AFAIK the original source of those Japanese losses (which have appeared in more than one English language book) is the Japanese official history of the war, the Senshi Sosho, 100+ volume work published from 1960's-80's that used a large mass of original Japanese records many of which were held in the US until the late '50's but never translated. I know some western scholars have commented on Senshi Sosho's detail and lack of apparent bias; nobody has found evidence of cooking in it AFAIK. But prove any negative...

I don't recall the exact Spit claims v fighters in that case. For all Japanese a/c in that 1943 Darwin campaign the Spit claims were overstated around 3 or 4:1 according to Japanese accounts, though IIRC somewhat worse v the Zeroes and better v bomber/recon a/c. See the US P-40 claims in 1942 above which followed a similar pattern. In turn the JNAF 202nd Air Group claimed over 100 Allied a/c downed over Darwin in that campaign <30 actual. So no, on the surface those loss numbers don't look so strange to me.

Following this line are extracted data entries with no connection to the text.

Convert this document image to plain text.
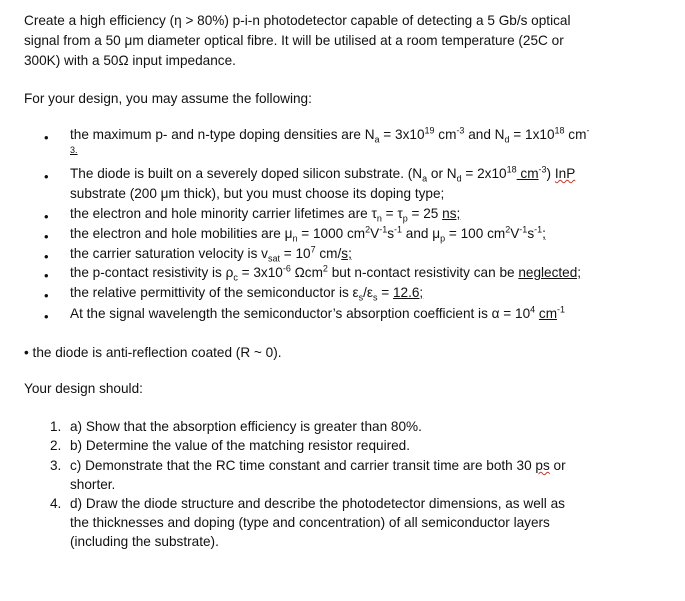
Create a high efficiency (η > 80%) p-i-n photodetector capable of detecting a 5 Gb/s optical
signal from a 50 μm diameter optical fibre. It will be utilised at a room temperature (25C or
300K) with a 50Ω input impedance.
For your design, you may assume the following:
•	the maximum p- and n-type doping densities are $N_a = 3x10^{19}$ $cm^{-3}$ and $N_d = 1x10^{18}$ cm-
3.
•	The diode is built on a severely doped silicon substrate. ($N_a$ or $N_d = 2x10^{18}$ $cm^{-3}$) InP
substrate (200 μm thick), but you must choose its doping type;
•	the electron and hole minority carrier lifetimes are $\tau_n = \tau_p = 25$ ns;
•	the electron and hole mobilities are $\mu_n = 1000$ $cm^2V^{-1}s^{-1}$ and $\mu_p = 100$ $cm^2V^{-1}s^{-1}$;
•	the carrier saturation velocity is $v_{sat} = 10^7$ cm/s;
•	the p-contact resistivity is $\rho_c = 3x10^{-6}$ Ωcm$^2$ but n-contact resistivity can be neglected;
•	the relative permittivity of the semiconductor is $\varepsilon_s/\varepsilon_s = 12.6$;
•	At the signal wavelength the semiconductor’s absorption coefficient is $\alpha = 10^4$ $cm^{-1}$
• the diode is anti-reflection coated (R ~ 0).
Your design should:
1. a) Show that the absorption efficiency is greater than 80%.
2. b) Determine the value of the matching resistor required.
3. c) Demonstrate that the RC time constant and carrier transit time are both 30 ps or
shorter.
4. d) Draw the diode structure and describe the photodetector dimensions, as well as
the thicknesses and doping (type and concentration) of all semiconductor layers
(including the substrate).
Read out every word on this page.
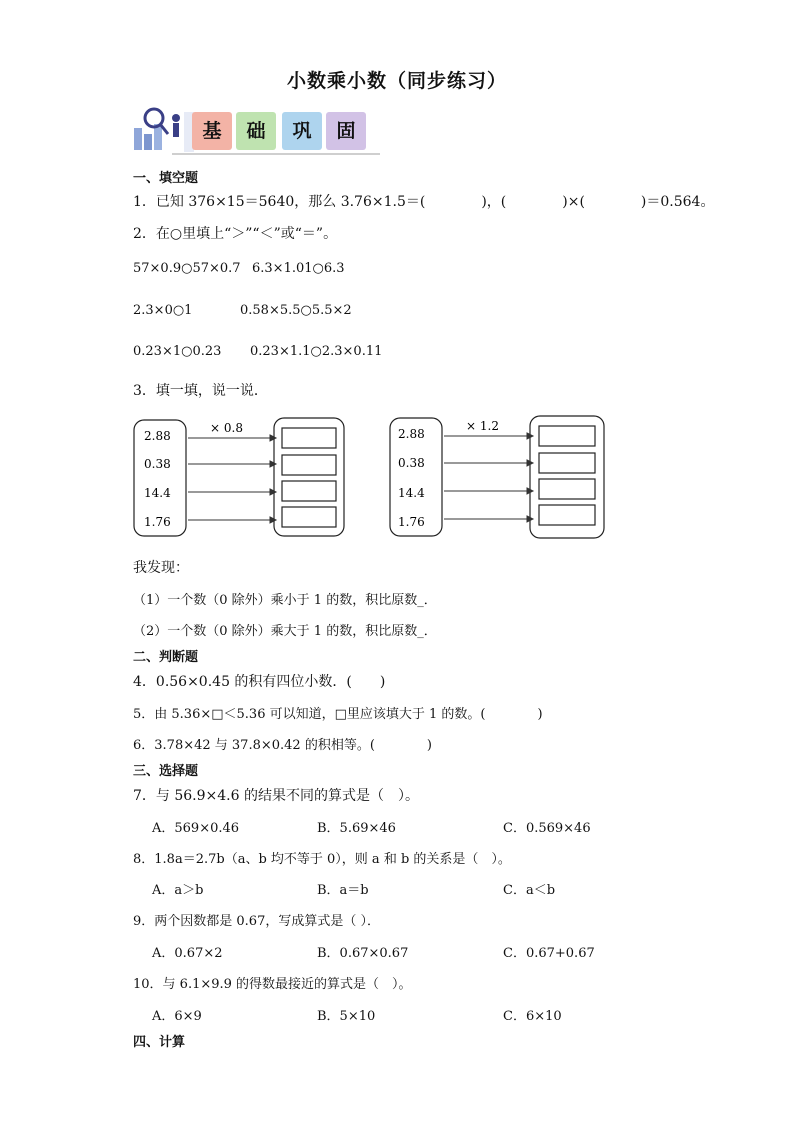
小数乘小数（同步练习）
基	础	巩	固
一、填空题
1．已知 376×15＝5640，那么 3.76×1.5＝(　　　　)，(　　　　)×(　　　　)＝0.564。
2．在○里填上“＞”“＜”或“＝”。
57×0.9○57×0.7 6.3×1.01○6.3
2.3×0○1	0.58×5.5○5.5×2
0.23×1○0.23 0.23×1.1○2.3×0.11
3．填一填，说一说．
× 0.8
2.88
0.38
14.4
1.76
× 1.2
2.88
0.38
14.4
1.76
我发现：
（1）一个数（0 除外）乘小于 1 的数，积比原数_．
（2）一个数（0 除外）乘大于 1 的数，积比原数_．
二、判断题
4．0.56×0.45 的积有四位小数．(　　)
5．由 5.36×□＜5.36 可以知道，□里应该填大于 1 的数。(　　　　)
6．3.78×42 与 37.8×0.42 的积相等。(　　　　)
三、选择题
7．与 56.9×4.6 的结果不同的算式是（　）。
A．569×0.46	B．5.69×46	C．0.569×46
8．1.8a＝2.7b（a、b 均不等于 0），则 a 和 b 的关系是（　）。
A．a＞b	B．a＝b	C．a＜b
9．两个因数都是 0.67，写成算式是（ ）．
A．0.67×2	B．0.67×0.67	C．0.67+0.67
10．与 6.1×9.9 的得数最接近的算式是（　）。
A．6×9	B．5×10	C．6×10
四、计算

The Allies, including Brit/CW overclaimed that much or more against the Japanese in many early combats and campaigns, and the RAF overclaimed similarly to that in some encounters with the European Axis (including the Italians) esp in the first half of the war. Late in the European war, the RAF (and USAAF fighters too, though not bombers) with numerical and qualitative superiority and spare resources to put into operational analysis (gun cameras and also intel manpower to follow a detailed claim procedure) claimed much more accurately than that. But it's a mistake, IMHO but with backing I think, to project that situation to the rest of the war and "suspect" enemy losses that seem to show several:1 overclaims by Allied fighters. The simple explanation is that the hard pressed Spits overclaimed a lot, in line with numerous other examples of high overclaims by losing sides in air combat.